4.10 The temperature of a hot drink obeys T = 60 e^{−0.05 t} + 20 (t in min). Find T(0) and T(10). 2 marks

Extension — reason about e (2 questions)

4.11 Compute (1 + 1/n)ⁿ for n = 10, n = 100, n = 1000 (to 4 dp). What value do they appear to approach? 3 marks

4.12 A student writes d/dx (e^2x) = e^2x. Identify the error and write the correct derivative, with a one-line reason (refer to the chain rule). 2 marks

Stuck on 4.12? Revisit lesson § Trap 03 — derivative is only e^x when the exponent is exactly x.

5. Self-check the easy 3

Tick the first three once you've checked your method works.

For 4.1 (e¹) I used the e^x button (not 2.718) and got 2.718...

For 4.3 (e⁻²) I wrote 1/e² ≈ 0.135, not −e².

For 4.4 (e⁰) I wrote 1, not e or 0.

How did this worksheet feel?

Got it Partly Lost

What I'll revisit before next class:

Answers — Do not peek before attempting

Q1.1 — Value of e

e ≈ 2.71828 (to 5 dp).

Q1.2 — Calculus properties

d/dx (e^x) = e^x. ∫ e^x dx = e^x + C.

Q1.3 — Continuous compounding

A = P e^rt.

Q3 — Faded example, $10 000 at 5% for 10 yr

P = 10 000; r = 0.05; t = 10.
A = 10 000 · e^{0.05 × 10} = 10 000 · e^0.5.
e^0.5 ≈ 1.6487.
A = 10 000 × 1.6487 ≈ $16 487.

Q4.1–4.4 — Powers of e

4.1: e¹ ≈ 2.718. 4.2: e³ ≈ 20.086. 4.3: e⁻² = 1/e² ≈ 0.135. 4.4: e⁰ = 1.

Q4.5 — $5000 at 4% for 5 yr

A = 5000 · e^{0.04 × 5} = 5000 · e^0.2 ≈ 5000 × 1.2214 ≈ $6 107.

Q4.6 — $2500 at 3% for 8 yr

A = 2500 · e^0.24 ≈ 2500 × 1.2712 ≈ $3 178.

Q4.7 — $1200 at 6% for 12 yr

A = 1200 · e^0.72 ≈ 1200 × 2.0544 ≈ $2 465.

Q4.8 — Sketch y = e^x and y = e^−x

Both pass through (0, 1); both have asymptote y = 0. y = e^x is growth (rising right). y = e^−x is decay (falling right).
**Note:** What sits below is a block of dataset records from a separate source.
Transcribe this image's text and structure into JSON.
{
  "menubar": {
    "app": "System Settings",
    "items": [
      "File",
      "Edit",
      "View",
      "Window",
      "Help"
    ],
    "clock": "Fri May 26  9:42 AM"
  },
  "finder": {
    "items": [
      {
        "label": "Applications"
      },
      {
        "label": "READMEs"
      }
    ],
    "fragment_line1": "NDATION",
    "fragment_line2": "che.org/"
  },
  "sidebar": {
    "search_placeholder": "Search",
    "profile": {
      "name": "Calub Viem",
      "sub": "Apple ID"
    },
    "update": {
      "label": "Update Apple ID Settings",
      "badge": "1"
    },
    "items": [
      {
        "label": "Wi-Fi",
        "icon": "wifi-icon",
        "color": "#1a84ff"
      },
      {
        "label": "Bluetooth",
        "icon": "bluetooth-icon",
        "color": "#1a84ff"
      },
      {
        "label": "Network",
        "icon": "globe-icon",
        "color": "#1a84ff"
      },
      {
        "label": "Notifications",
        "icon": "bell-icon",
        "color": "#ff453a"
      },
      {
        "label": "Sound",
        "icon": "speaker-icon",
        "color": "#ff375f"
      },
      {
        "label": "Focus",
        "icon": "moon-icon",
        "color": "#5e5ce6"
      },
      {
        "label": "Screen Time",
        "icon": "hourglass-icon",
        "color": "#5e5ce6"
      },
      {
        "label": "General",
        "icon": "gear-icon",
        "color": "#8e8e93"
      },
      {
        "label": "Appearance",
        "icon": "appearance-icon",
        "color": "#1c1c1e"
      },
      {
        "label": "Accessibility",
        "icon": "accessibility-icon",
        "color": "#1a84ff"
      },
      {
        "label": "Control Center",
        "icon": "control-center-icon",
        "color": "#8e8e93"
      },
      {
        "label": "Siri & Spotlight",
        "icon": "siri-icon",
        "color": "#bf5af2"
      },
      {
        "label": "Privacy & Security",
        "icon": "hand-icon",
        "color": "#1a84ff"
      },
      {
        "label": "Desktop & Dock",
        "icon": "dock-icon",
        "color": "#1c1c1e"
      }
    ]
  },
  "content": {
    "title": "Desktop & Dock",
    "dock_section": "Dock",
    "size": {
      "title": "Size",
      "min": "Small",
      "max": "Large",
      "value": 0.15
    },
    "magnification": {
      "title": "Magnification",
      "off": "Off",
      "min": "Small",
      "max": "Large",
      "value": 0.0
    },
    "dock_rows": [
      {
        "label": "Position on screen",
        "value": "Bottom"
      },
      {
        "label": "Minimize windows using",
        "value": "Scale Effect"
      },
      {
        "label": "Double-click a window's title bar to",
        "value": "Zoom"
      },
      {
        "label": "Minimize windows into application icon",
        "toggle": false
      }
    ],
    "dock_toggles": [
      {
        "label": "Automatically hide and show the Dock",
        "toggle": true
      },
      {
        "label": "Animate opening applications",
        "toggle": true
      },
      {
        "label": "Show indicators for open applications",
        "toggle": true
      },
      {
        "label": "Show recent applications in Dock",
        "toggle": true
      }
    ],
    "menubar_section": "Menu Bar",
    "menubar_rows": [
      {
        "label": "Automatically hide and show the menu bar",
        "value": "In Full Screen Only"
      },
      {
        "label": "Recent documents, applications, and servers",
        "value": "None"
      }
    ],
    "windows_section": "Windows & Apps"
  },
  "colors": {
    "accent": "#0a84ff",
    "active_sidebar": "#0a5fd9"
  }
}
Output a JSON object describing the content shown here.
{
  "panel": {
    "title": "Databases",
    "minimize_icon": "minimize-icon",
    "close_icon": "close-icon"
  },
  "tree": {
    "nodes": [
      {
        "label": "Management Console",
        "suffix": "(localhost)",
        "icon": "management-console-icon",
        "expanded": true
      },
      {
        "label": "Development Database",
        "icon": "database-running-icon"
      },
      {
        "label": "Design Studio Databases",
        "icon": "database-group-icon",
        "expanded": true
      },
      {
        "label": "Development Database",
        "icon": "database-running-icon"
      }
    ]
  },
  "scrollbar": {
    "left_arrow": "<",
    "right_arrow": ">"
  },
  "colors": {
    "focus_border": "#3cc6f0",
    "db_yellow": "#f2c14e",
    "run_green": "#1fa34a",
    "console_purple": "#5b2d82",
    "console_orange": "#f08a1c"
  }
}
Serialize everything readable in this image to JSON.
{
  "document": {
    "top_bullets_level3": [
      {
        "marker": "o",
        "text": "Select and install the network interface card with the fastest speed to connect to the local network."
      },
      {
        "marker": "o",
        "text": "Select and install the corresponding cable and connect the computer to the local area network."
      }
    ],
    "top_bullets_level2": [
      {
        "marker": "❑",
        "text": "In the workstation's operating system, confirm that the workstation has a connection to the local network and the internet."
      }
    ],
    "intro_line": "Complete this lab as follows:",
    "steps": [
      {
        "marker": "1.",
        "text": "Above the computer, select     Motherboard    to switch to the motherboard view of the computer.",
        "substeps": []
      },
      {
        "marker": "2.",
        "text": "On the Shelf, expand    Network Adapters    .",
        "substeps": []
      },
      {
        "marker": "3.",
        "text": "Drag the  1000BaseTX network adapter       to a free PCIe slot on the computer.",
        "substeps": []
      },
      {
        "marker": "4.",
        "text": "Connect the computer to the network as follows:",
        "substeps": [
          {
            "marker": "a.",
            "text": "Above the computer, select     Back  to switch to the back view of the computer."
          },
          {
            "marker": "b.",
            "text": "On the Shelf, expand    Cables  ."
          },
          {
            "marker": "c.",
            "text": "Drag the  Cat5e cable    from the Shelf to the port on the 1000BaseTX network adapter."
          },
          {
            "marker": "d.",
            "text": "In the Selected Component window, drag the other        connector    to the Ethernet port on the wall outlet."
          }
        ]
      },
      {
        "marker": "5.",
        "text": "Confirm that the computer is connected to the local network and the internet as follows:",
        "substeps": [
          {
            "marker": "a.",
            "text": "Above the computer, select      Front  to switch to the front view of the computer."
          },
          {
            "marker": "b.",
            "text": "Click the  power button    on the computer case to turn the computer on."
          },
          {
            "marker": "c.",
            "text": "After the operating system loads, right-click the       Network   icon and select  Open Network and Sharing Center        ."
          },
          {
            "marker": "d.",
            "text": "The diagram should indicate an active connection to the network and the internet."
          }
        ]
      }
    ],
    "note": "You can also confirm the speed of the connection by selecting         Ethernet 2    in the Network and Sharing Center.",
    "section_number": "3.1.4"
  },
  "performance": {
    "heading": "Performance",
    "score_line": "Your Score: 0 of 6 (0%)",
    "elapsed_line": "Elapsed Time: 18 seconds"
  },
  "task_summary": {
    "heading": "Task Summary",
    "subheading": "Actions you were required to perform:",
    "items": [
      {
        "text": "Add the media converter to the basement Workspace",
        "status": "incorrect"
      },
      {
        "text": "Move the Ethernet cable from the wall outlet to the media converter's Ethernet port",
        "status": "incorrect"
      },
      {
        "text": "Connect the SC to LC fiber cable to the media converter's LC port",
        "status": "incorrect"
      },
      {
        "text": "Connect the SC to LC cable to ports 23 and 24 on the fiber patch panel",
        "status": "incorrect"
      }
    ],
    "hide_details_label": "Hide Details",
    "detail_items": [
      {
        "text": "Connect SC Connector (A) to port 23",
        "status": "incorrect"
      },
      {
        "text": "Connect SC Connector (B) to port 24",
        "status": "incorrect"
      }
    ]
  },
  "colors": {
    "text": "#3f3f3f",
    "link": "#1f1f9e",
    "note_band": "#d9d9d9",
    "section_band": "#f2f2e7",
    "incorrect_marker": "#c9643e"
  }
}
The graphs are reflections of each other in the y-axis.

Q4.9 — Index laws with e

e² · e³ = e²⁺³ = e⁵ ≈ 148.413. e² / e⁵ = e²⁻⁵ = e⁻³ ≈ 0.050.

Q4.10 — T = 60 e^{−0.05 t} + 20

T(0) = 60 · e⁰ + 20 = 60 + 20 = 80°C. T(10) = 60 · e^−0.5 + 20 ≈ 60 × 0.6065 + 20 ≈ 36.4 + 20 = 56.4°C.

Q4.11 — (1 + 1/n)ⁿ → e

n = 10: (1.1)¹⁰ ≈ 2.5937. n = 100: (1.01)¹⁰⁰ ≈ 2.7048. n = 1000: (1.001)¹⁰⁰⁰ ≈ 2.7169. The values approach e ≈ 2.71828 from below — exactly the limit definition of e.

Q4.12 — Derivative of e^2x

The student forgot to apply the chain rule. Correct: d/dx (e^2x) = 2 e^2x. Reason: let u = 2x, then d/dx(e^u) = e^u · du/dx = e^2x · 2.